Cornelia Saxe, geb. 1967 in Berlin (Ost), studierte Germanistik und Kulturwissenschaften in Berlin und Amsterdam. Literatur- und Reisestipendien führten sie nach Griechenland und in die arabische Welt. Buchveröffentlichungen u.a.: „Das gesellige Canapé – Die Renaissance der Berliner Salons“, Quadriga Verlag by Ullstein, Berlin, 1999. Zahlreiche Veröffentlichungen in Zeitungen, Zeitschriften und Anthologien. Radio-Sendungen für Deutschlandradio Kultur, RBB, WDR. Cornelia Saxe lebt als Autorin, Journalistin und Online-Redakteurin in Berlin.

Auszug aus

Cornelia Saxe, „Bouvarine“. Vom Buch als Droge, der Frau als Leserin und dem Luxus des Vorlesens,
in: Bibliotherapy, hg. von Rémy Markowitsch und Andreas Baur,
dreisprachiges Lesebuch zur gleichnamigen Ausstellung (dt./eng./franz.): Luzern, 2002

Der Luxus des Vorlesens

Im Berliner „Juliettes Literatursalon“ ist an den Vorlese-Abenden die Luft oft zum Schneiden dick. Diesmal ist der Schriftsteller und Büchner-Preisträger Durs Grünbein an der Reihe, vor dem ausverkauften Salon aus der achtbändigen Gesamtausgabe von de Sades „Justine und Juliette“ vorzutragen, und bemerkt eingangs entschuldigend, der Buchhändler und Salonbetreiber Hartmut Fischer habe ihm hier um den Vortrag eines besonders heftigen Kapitels gebeten. In dieser Juliette gewidmeten Passage, die im Gegensatz zu ihrer bigotten Schwester Justine keine noch so abwegige sexuelle Erfahrung auslässt und die die Namenspatronin des Ladens ist, geht es tatsächlich heftig zur Sache: In der Szenerie eines Klosters wird nicht nur auf alle erdenkliche Arten kopuliert, sondern zur Freude der brünstigen Mönche auch schwangeren Frauen der Bauch aufgeschlitzt. Das Salonpublikum lauscht ergriffen. Niemand verlässt protestierend den Raum.

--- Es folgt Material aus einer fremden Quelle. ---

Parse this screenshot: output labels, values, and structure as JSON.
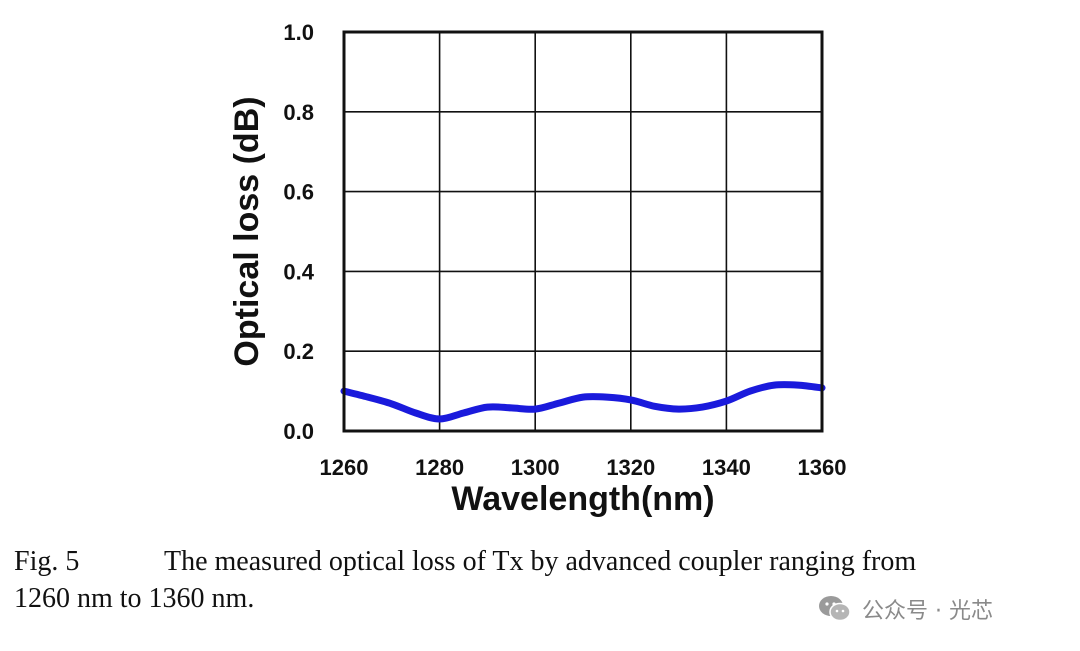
{
  "chart_data": {
    "type": "line",
    "title": "",
    "xlabel": "Wavelength(nm)",
    "ylabel": "Optical loss (dB)",
    "xlim": [
      1260,
      1360
    ],
    "ylim": [
      0.0,
      1.0
    ],
    "x_ticks": [
      1260,
      1280,
      1300,
      1320,
      1340,
      1360
    ],
    "y_ticks": [
      0.0,
      0.2,
      0.4,
      0.6,
      0.8,
      1.0
    ],
    "x_tick_labels": [
      "1260",
      "1280",
      "1300",
      "1320",
      "1340",
      "1360"
    ],
    "y_tick_labels": [
      "0.0",
      "0.2",
      "0.4",
      "0.6",
      "0.8",
      "1.0"
    ],
    "grid": true,
    "series": [
      {
        "name": "Optical loss",
        "color": "#1a1adc",
        "x": [
          1260,
          1265,
          1270,
          1275,
          1280,
          1285,
          1290,
          1295,
          1300,
          1305,
          1310,
          1315,
          1320,
          1325,
          1330,
          1335,
          1340,
          1345,
          1350,
          1355,
          1360
        ],
        "y": [
          0.1,
          0.085,
          0.068,
          0.045,
          0.03,
          0.045,
          0.06,
          0.058,
          0.055,
          0.07,
          0.085,
          0.085,
          0.078,
          0.062,
          0.055,
          0.06,
          0.075,
          0.1,
          0.115,
          0.115,
          0.108
        ]
      }
    ]
  },
  "caption": {
    "figure_label": "Fig. 5",
    "text_line1": "The measured optical loss of Tx by advanced coupler ranging from",
    "text_line2": "1260 nm to 1360 nm."
  },
  "watermark": {
    "text": "公众号 · 光芯",
    "icon": "wechat-icon"
  }
}
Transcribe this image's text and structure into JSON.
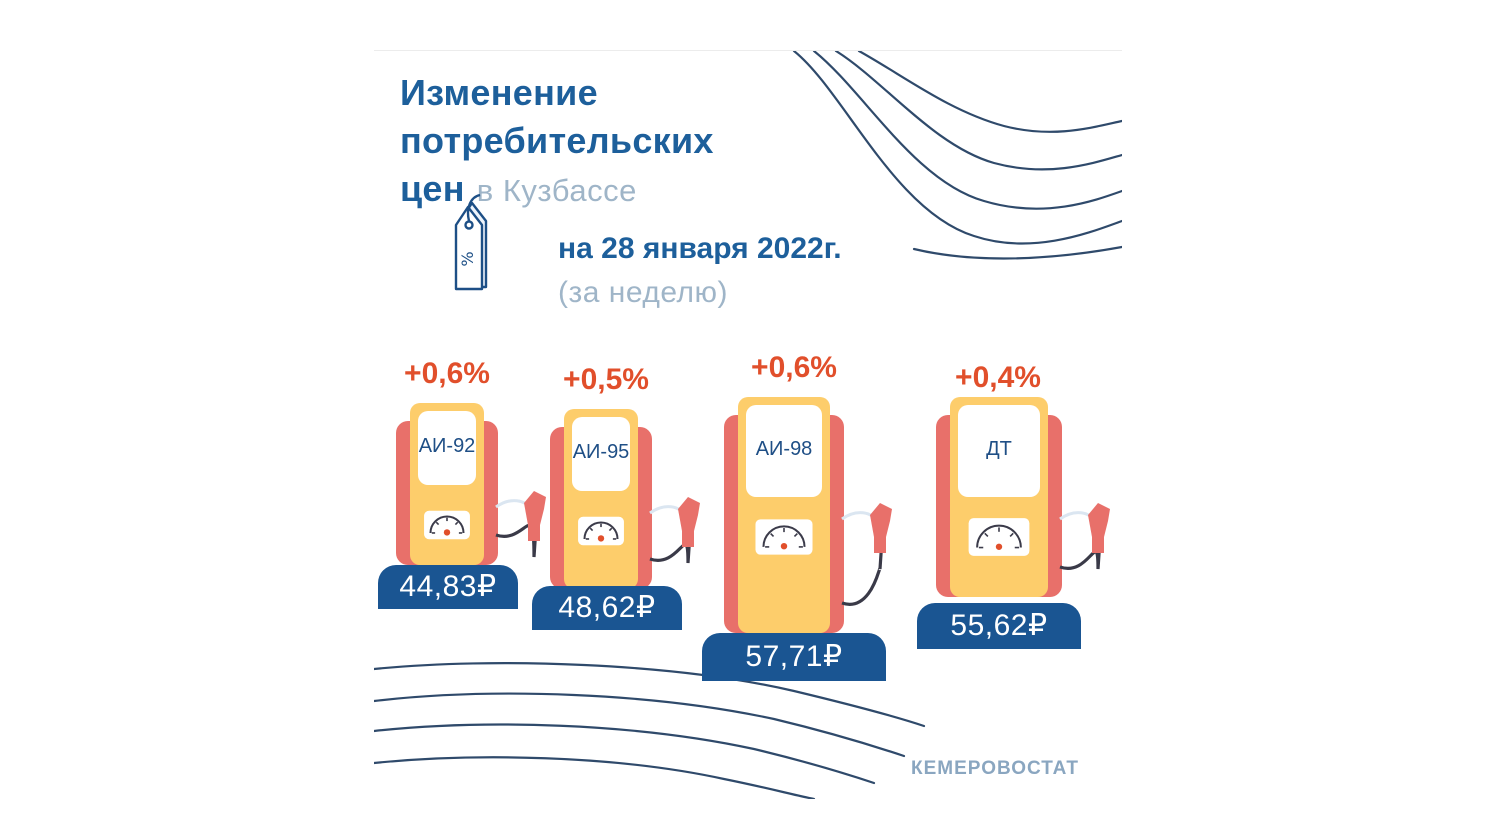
{
  "title": {
    "line1": "Изменение",
    "line2": "потребительских",
    "line3_bold": "цен",
    "line3_light": "в Кузбассе"
  },
  "date": {
    "main": "на 28 января 2022г.",
    "sub": "(за неделю)"
  },
  "tag_icon": {
    "icon": "price-tag-icon",
    "symbol": "%"
  },
  "pumps": [
    {
      "fuel": "АИ-92",
      "change": "+0,6%",
      "price": "44,83₽"
    },
    {
      "fuel": "АИ-95",
      "change": "+0,5%",
      "price": "48,62₽"
    },
    {
      "fuel": "АИ-98",
      "change": "+0,6%",
      "price": "57,71₽"
    },
    {
      "fuel": "ДТ",
      "change": "+0,4%",
      "price": "55,62₽"
    }
  ],
  "brand": "КЕМЕРОВОСТАТ",
  "colors": {
    "title": "#1d5f9b",
    "accent_light": "#9fb5c8",
    "change": "#e14f2b",
    "pump_body": "#e8706a",
    "pump_panel": "#fdcd6b",
    "price_bg": "#1a5592",
    "wave": "#2f4a6b"
  }
}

Mit den Veranstaltungen, die ein breites Publikum anlocken, will der Initiator Hartmut Fischer das seiner Meinung nach zu Unrecht in Verruf geratene pornografische Werk wieder ins Licht der Öffentlichkeit rücken. Bis jetzt haben über siebzig Vorleserinnen und Vorleser aus der Berliner Künstlerprominenz de Sade ihre Stimme geliehen wie die Schauspielerin Katharina Thalbach oder der Musiker Blixa Bargeld, der mit einer Handpuppe auftrat, da von den Rezitatoren eine möglichst ungewöhnliche Gestaltung der Darbietung erwartet wird. Aufsehen erregender Vorläufer dieses Projekts war die neun Tage und neun Nächte währende Dauerperformance eines Schauspielers bei „Juliettes“, der seinen Wohnort hinter die Schaufenster des Buchladens verlegte, um eine nach draußen übertragene Non-Stop-Lesung der wiederaufgelegten „Essais“ von Montaigne zu zelebrieren.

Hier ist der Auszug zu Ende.